57 per cent would be in financial difficulty if their pay was delayed by a week
||Last Updated: 09/08/2011

The number of Canadians living paycheque to paycheque has improved slightly from the last two years, according to a survey from the Canadian Payroll Association (CPA).

The survey reports 57 per cent of Canadians said they would be in trouble if they missed one paycheque, a slight improvement from the last two years when 59 per cent said they were living paycheque to paycheque.

It’s the third time the CPA has done the survey, with 2,070 people responding this year.

The percentage of people living without savings in 2011 was higher for younger Canadians aged 18 to 34 at 63 per cent and single parents at 74 per cent.

The regions with the highest percentage of workers living paycheque to paycheque were Ontario at 60 per cent and the Atlantic provinces at 64 per cent.

Failing to save for retirement

Many Canadians are struggling to save for retirement and to make ends meet, according to the survey.

When responding to the survey, 40 per cent of Canadians said they now expect to retire later than they previously planned. The primary reason, cited by 40 per cent of respondents, was "I'm not saving enough money for retirement."

Almost 74 per cent of employees said they have saved less than a quarter of their retirement savings goal.

“This is particularly troubling when you realize that 71 per cent of the respondents are over the age of 35, with the bulk in their main saving years between 35 and 54,” said Dianne Winsor, chairman of the CPA.

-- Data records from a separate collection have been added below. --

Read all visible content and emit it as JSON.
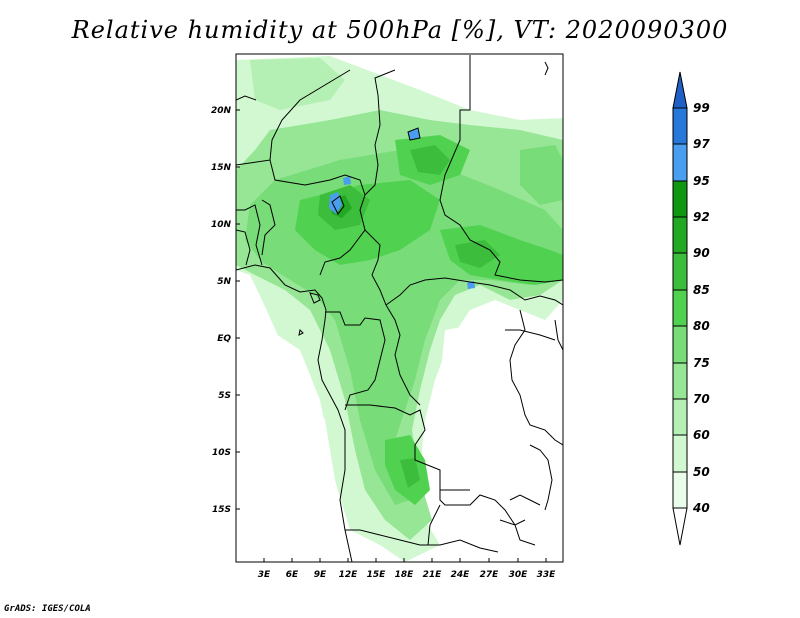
{
  "title": "Relative humidity at 500hPa [%], VT: 2020090300",
  "credit": "GrADS: IGES/COLA",
  "map": {
    "lat_labels": [
      "20N",
      "15N",
      "10N",
      "5N",
      "EQ",
      "5S",
      "10S",
      "15S"
    ],
    "lon_labels": [
      "3E",
      "6E",
      "9E",
      "12E",
      "15E",
      "18E",
      "21E",
      "24E",
      "27E",
      "30E",
      "33E"
    ]
  },
  "colorbar": {
    "levels": [
      "99",
      "97",
      "95",
      "92",
      "90",
      "85",
      "80",
      "75",
      "70",
      "60",
      "50",
      "40"
    ],
    "colors": {
      "above_99": "#1e5fc8",
      "97_99": "#2878dc",
      "95_97": "#4a9ef0",
      "92_95": "#119611",
      "90_92": "#23a823",
      "85_90": "#3cbe3c",
      "80_85": "#50d250",
      "75_80": "#78dc78",
      "70_75": "#96e696",
      "60_70": "#b4f0b4",
      "50_60": "#d2f8d2",
      "40_50": "#eafcea",
      "below_40": "#ffffff"
    }
  }
}
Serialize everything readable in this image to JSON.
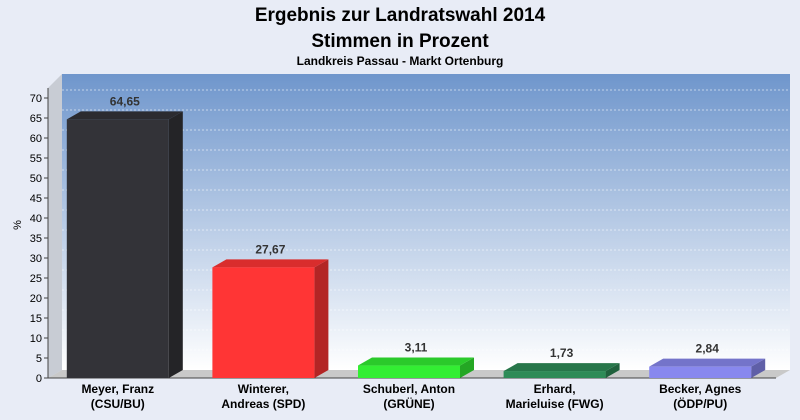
{
  "chart_data": {
    "type": "bar",
    "title": "Ergebnis zur Landratswahl 2014",
    "subtitle": "Stimmen in Prozent",
    "caption": "Landkreis Passau - Markt Ortenburg",
    "ylabel": "%",
    "ylim": [
      0,
      70
    ],
    "yticks": [
      0,
      5,
      10,
      15,
      20,
      25,
      30,
      35,
      40,
      45,
      50,
      55,
      60,
      65,
      70
    ],
    "grid": true,
    "categories": [
      [
        "Meyer, Franz",
        "(CSU/BU)"
      ],
      [
        "Winterer,",
        "Andreas (SPD)"
      ],
      [
        "Schuberl, Anton",
        "(GRÜNE)"
      ],
      [
        "Erhard,",
        "Marieluise (FWG)"
      ],
      [
        "Becker, Agnes",
        "(ÖDP/PU)"
      ]
    ],
    "values": [
      64.65,
      27.67,
      3.11,
      1.73,
      2.84
    ],
    "value_labels": [
      "64,65",
      "27,67",
      "3,11",
      "1,73",
      "2,84"
    ],
    "colors": [
      "#333338",
      "#ff3535",
      "#33ee33",
      "#2e8b57",
      "#8888ee"
    ]
  }
}
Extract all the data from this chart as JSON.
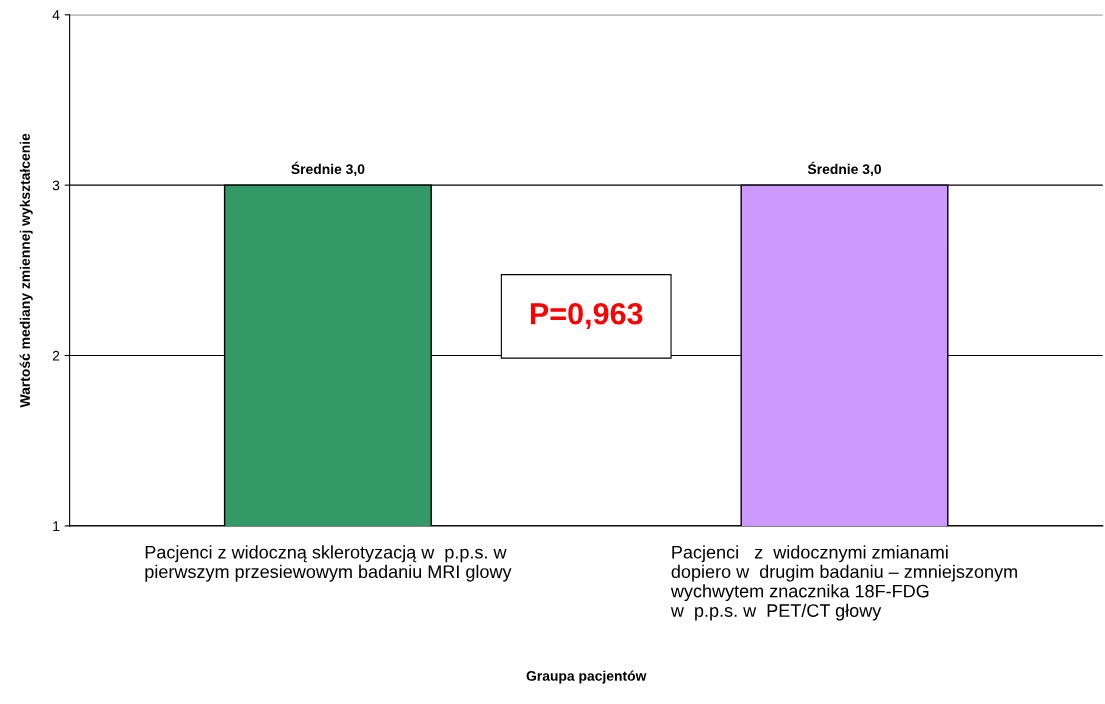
{
  "chart_data": {
    "type": "bar",
    "xlabel": "Graupa pacjentów",
    "ylabel": "Wartość mediany zmiennej wykształcenie",
    "categories": [
      "Pacjenci z widoczną sklerotyzacją w  p.p.s. w\npierwszym przesiewowym badaniu MRI glowy",
      "Pacjenci   z  widocznymi zmianami\ndopiero w  drugim badaniu – zmniejszonym\nwychwytem znacznika 18F-FDG\nw  p.p.s. w  PET/CT głowy"
    ],
    "values": [
      3,
      3
    ],
    "colors": [
      "#339966",
      "#cc99ff"
    ],
    "value_labels": [
      "Średnie 3,0",
      "Średnie 3,0"
    ],
    "ylim": [
      1,
      4
    ],
    "yticks": [
      1,
      2,
      3,
      4
    ],
    "grid": "y",
    "legend": false,
    "annotations": [
      "P=0,963"
    ]
  }
}
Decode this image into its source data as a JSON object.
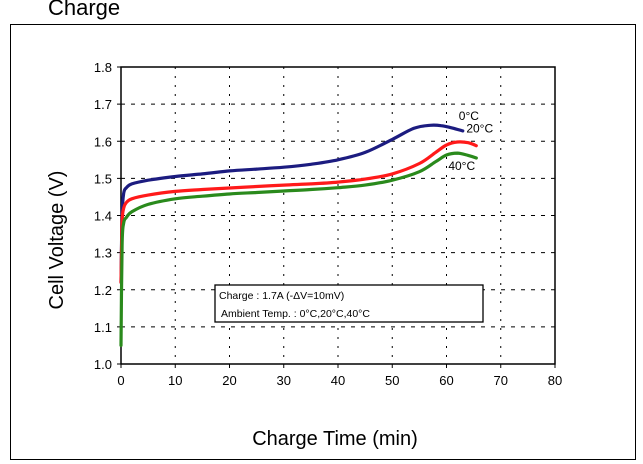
{
  "page": {
    "title": "Charge"
  },
  "chart_data": {
    "type": "line",
    "title": "",
    "xlabel": "Charge Time (min)",
    "ylabel": "Cell Voltage (V)",
    "xlim": [
      0,
      80
    ],
    "ylim": [
      1.0,
      1.8
    ],
    "xticks": [
      0,
      10,
      20,
      30,
      40,
      50,
      60,
      70,
      80
    ],
    "yticks": [
      1.0,
      1.1,
      1.2,
      1.3,
      1.4,
      1.5,
      1.6,
      1.7,
      1.8
    ],
    "xtick_labels": [
      "0",
      "10",
      "20",
      "30",
      "40",
      "50",
      "60",
      "70",
      "80"
    ],
    "ytick_labels": [
      "1.0",
      "1.1",
      "1.2",
      "1.3",
      "1.4",
      "1.5",
      "1.6",
      "1.7",
      "1.8"
    ],
    "grid": "dotted",
    "series": [
      {
        "name": "0°C",
        "color": "#1c1c80",
        "x": [
          0,
          0.2,
          0.5,
          1,
          2,
          5,
          10,
          15,
          20,
          25,
          30,
          35,
          40,
          45,
          50,
          54,
          57,
          59,
          61,
          63
        ],
        "y": [
          1.22,
          1.4,
          1.46,
          1.475,
          1.485,
          1.495,
          1.505,
          1.512,
          1.52,
          1.525,
          1.53,
          1.538,
          1.55,
          1.57,
          1.605,
          1.635,
          1.643,
          1.642,
          1.636,
          1.628
        ]
      },
      {
        "name": "20°C",
        "color": "#ff1a1a",
        "x": [
          0,
          0.2,
          0.5,
          1,
          2,
          5,
          10,
          15,
          20,
          25,
          30,
          35,
          40,
          45,
          50,
          55,
          58,
          60,
          62,
          64,
          65.5
        ],
        "y": [
          1.22,
          1.38,
          1.42,
          1.435,
          1.445,
          1.455,
          1.465,
          1.47,
          1.474,
          1.478,
          1.482,
          1.485,
          1.49,
          1.498,
          1.512,
          1.54,
          1.57,
          1.59,
          1.598,
          1.596,
          1.588
        ]
      },
      {
        "name": "40°C",
        "color": "#2a8a1c",
        "x": [
          0,
          0.2,
          0.5,
          1,
          2,
          5,
          10,
          15,
          20,
          25,
          30,
          35,
          40,
          45,
          50,
          55,
          58,
          60,
          62,
          64,
          65.5
        ],
        "y": [
          1.05,
          1.32,
          1.38,
          1.395,
          1.41,
          1.43,
          1.445,
          1.452,
          1.458,
          1.462,
          1.466,
          1.47,
          1.475,
          1.482,
          1.495,
          1.518,
          1.545,
          1.563,
          1.568,
          1.562,
          1.555
        ]
      }
    ],
    "annotation": {
      "lines": [
        "Charge : 1.7A (-ΔV=10mV)",
        "Ambient Temp. : 0°C,20°C,40°C"
      ]
    }
  }
}
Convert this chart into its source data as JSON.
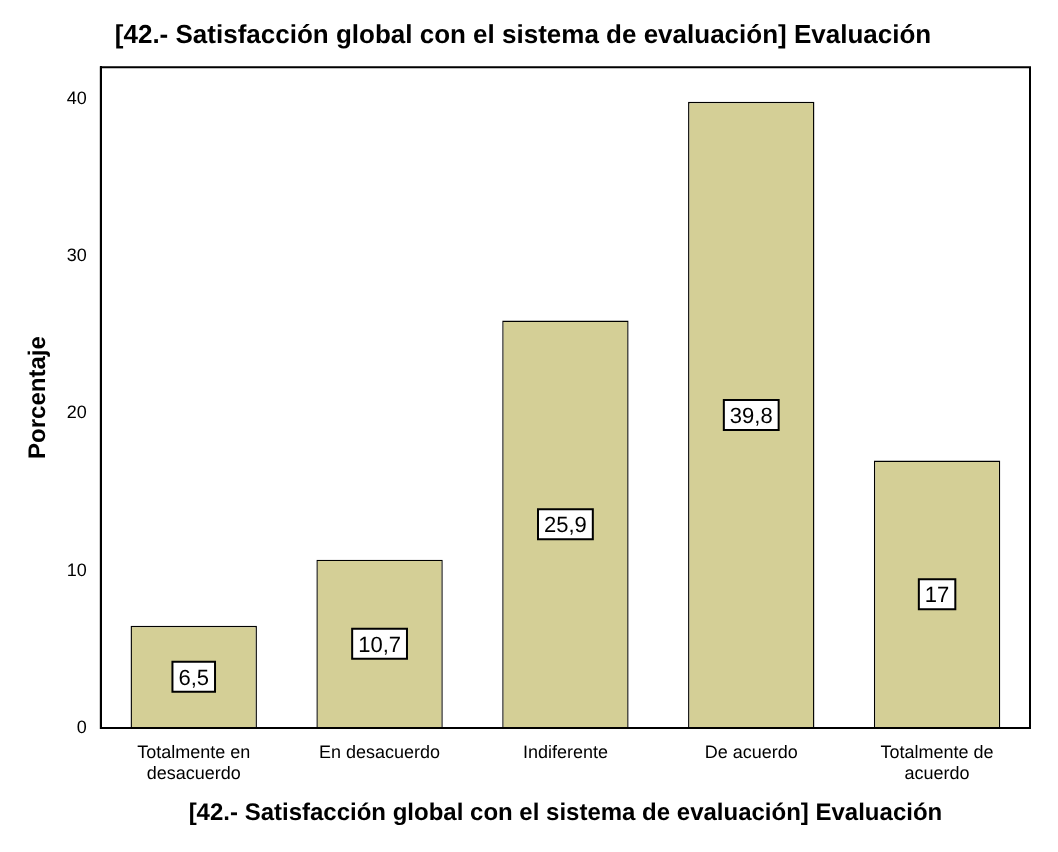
{
  "chart_data": {
    "type": "bar",
    "title": "[42.- Satisfacción global con el sistema de evaluación] Evaluación",
    "xlabel": "[42.- Satisfacción global con el sistema de evaluación] Evaluación",
    "ylabel": "Porcentaje",
    "categories": [
      "Totalmente en desacuerdo",
      "En desacuerdo",
      "Indiferente",
      "De acuerdo",
      "Totalmente de acuerdo"
    ],
    "values": [
      6.5,
      10.7,
      25.9,
      39.8,
      17
    ],
    "value_labels": [
      "6,5",
      "10,7",
      "25,9",
      "39,8",
      "17"
    ],
    "color": "#d4cf96",
    "ylim": [
      0,
      42
    ],
    "yticks": [
      0,
      10,
      20,
      30,
      40
    ],
    "grid": false,
    "legend": false
  }
}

One-half of employees across the country reported they are saving five per cent or less of their net pay. This is well below the 10 per cent of net pay financial planning experts generally recommend as a retirement savings rate.

While 60 per cent said they are trying to be better savers, more than one-half of these individuals reported they have been unable to do so. The remaining 40 per cent of Canadians said they were not trying to save more.

Respondents on the West coast (55 per cent) and in the Prairie provinces (53 per cent) have been marginally better at saving; whereas single parents (71 per cent) and single individuals (65 per cent) have stated they have not been able to save as much.

Almost two-thirds, or 63 per cent of respondents, felt that they would need more than $750,000. Younger people 18 to 34 are concerned they will need to save more to retire, according to the survey.

Payroll professionals can often help employees administer a savings plan, said Patrick Culhane, CPA president and CEO.

“Develop a savings plan, and then talk to your payroll professional about how you can administer it effectively through payroll,” he said.